Many workers feel lonely or isolated at work, according to research from culture consultancy Belonging Space.
The poll of 1,000 UK workers found that more than a third (38%) have felt isolated or lonely in the workplace, including 44% of Londoners.
More than a quarter (27%) of respondents said they do not feel a sense of belonging to their whole organisation, but do feel more connected and a greater sense of belonging to their division or department (50%) and to their immediate team (51%).
The issue seems to be more severe for younger workers, with 43% aged 18 to 24 claiming to have experienced loneliness at work compared with 37% of 35- to 49-year-olds.
The worst area was the east of England, where 46% of workers felt lonely. In the North West, however, just 27% of respondents reported this.
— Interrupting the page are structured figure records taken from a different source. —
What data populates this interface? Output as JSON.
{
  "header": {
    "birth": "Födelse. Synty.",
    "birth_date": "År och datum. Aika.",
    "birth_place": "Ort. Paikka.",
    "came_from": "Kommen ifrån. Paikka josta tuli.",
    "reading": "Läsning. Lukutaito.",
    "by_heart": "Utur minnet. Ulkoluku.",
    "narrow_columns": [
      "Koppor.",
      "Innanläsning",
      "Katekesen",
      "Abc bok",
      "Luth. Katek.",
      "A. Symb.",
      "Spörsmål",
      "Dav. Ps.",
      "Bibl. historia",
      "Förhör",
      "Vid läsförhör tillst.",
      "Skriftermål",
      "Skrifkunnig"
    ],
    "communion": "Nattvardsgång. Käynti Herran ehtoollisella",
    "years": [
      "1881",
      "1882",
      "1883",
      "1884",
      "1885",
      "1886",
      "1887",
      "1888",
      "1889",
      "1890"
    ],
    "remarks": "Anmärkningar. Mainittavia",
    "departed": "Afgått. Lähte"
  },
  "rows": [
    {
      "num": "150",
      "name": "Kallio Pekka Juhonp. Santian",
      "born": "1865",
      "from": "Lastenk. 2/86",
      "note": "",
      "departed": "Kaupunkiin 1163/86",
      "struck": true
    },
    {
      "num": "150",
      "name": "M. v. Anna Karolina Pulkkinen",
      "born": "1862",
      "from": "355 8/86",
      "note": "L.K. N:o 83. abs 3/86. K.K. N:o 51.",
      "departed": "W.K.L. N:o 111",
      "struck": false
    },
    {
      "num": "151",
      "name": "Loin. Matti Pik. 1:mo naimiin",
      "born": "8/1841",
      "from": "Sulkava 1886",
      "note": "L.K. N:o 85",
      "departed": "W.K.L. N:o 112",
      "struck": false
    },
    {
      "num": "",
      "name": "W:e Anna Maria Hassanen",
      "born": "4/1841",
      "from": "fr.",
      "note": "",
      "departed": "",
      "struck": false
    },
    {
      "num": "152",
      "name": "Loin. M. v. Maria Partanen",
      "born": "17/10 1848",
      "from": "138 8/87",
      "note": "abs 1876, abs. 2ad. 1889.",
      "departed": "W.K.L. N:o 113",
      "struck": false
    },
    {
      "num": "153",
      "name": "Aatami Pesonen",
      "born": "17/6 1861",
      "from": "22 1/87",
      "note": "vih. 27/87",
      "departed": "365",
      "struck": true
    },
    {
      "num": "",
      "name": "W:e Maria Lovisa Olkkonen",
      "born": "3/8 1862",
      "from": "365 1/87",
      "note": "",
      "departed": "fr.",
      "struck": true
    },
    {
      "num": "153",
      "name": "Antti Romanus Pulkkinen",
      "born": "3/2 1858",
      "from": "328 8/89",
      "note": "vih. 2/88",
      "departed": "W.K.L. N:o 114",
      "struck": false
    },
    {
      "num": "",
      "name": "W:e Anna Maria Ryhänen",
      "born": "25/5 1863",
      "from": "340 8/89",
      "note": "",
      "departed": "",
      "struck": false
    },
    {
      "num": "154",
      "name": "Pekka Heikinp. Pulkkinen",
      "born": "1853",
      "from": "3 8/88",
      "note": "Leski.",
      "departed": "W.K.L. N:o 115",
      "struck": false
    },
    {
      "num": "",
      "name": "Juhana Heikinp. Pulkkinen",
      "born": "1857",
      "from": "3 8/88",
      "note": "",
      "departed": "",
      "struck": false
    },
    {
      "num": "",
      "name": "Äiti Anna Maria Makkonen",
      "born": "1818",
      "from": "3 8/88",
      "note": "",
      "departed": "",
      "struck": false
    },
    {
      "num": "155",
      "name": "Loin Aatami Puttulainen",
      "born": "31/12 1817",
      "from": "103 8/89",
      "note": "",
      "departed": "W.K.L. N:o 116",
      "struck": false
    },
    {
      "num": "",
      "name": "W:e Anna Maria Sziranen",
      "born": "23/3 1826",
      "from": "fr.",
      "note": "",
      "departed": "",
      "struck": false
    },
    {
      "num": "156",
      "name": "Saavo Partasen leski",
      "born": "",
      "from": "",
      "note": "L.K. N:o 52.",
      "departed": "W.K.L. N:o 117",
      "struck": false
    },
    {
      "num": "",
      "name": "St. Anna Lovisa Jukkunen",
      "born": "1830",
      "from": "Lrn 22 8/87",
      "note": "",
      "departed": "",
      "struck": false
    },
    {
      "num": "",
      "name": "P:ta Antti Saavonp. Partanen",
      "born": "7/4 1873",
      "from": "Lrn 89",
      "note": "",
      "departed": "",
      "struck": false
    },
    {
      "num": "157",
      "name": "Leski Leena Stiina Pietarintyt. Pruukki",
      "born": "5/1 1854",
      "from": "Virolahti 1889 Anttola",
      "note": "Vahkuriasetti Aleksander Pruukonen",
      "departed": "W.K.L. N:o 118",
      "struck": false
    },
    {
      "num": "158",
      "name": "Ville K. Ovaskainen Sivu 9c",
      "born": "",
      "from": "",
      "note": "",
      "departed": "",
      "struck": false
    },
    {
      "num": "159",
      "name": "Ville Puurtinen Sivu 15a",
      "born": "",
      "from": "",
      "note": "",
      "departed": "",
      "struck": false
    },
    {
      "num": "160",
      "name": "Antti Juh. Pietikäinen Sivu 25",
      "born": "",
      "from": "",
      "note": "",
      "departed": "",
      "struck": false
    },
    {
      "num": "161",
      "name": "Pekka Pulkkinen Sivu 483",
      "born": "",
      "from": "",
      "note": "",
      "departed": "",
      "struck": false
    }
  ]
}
Isabel Collins, co-founder of Belonging Space, said that it's human nature to feel isolated in large impersonal groups. “Humans are a tribal species; it’s natural for people to feel a stronger sense of belonging in smaller more immediate groups,” she said. “It also comes from being creatures of habit. Belonging is connected to shared practice, shared purpose, with the people we see every day.
“Companies need to work harder at creating a sense of belonging throughout, so that people find it easier to connect – to solve problems and serve clients together. A clear line of sight from shared ethos connects people across team, division, region and the whole company.”
Speaking on a separate piece of research commissioned by his company, Eric Mosley, CEO of Globoforce, emphasised the need for humans to be treated as individuals in the workplace for them to thrive, and for their employers to retain them.
“To be successful organisations need to win the hearts and minds of employees,” he said. “A more human-centric approach, where employees are treated not as human capital but as people fosters greater humanity and creates more positive employee experiences.”
Globoforce's research, the SHRM/Globoforce Employee Recognition Survey, found that employee retention and turnover topped the list of workforce management challenges for the second year in a row.
It suggested that while in the past workers may have tolerated a less than satisfactory experience in return for job security, today’s workers have more confidence in exploring better opportunities elsewhere.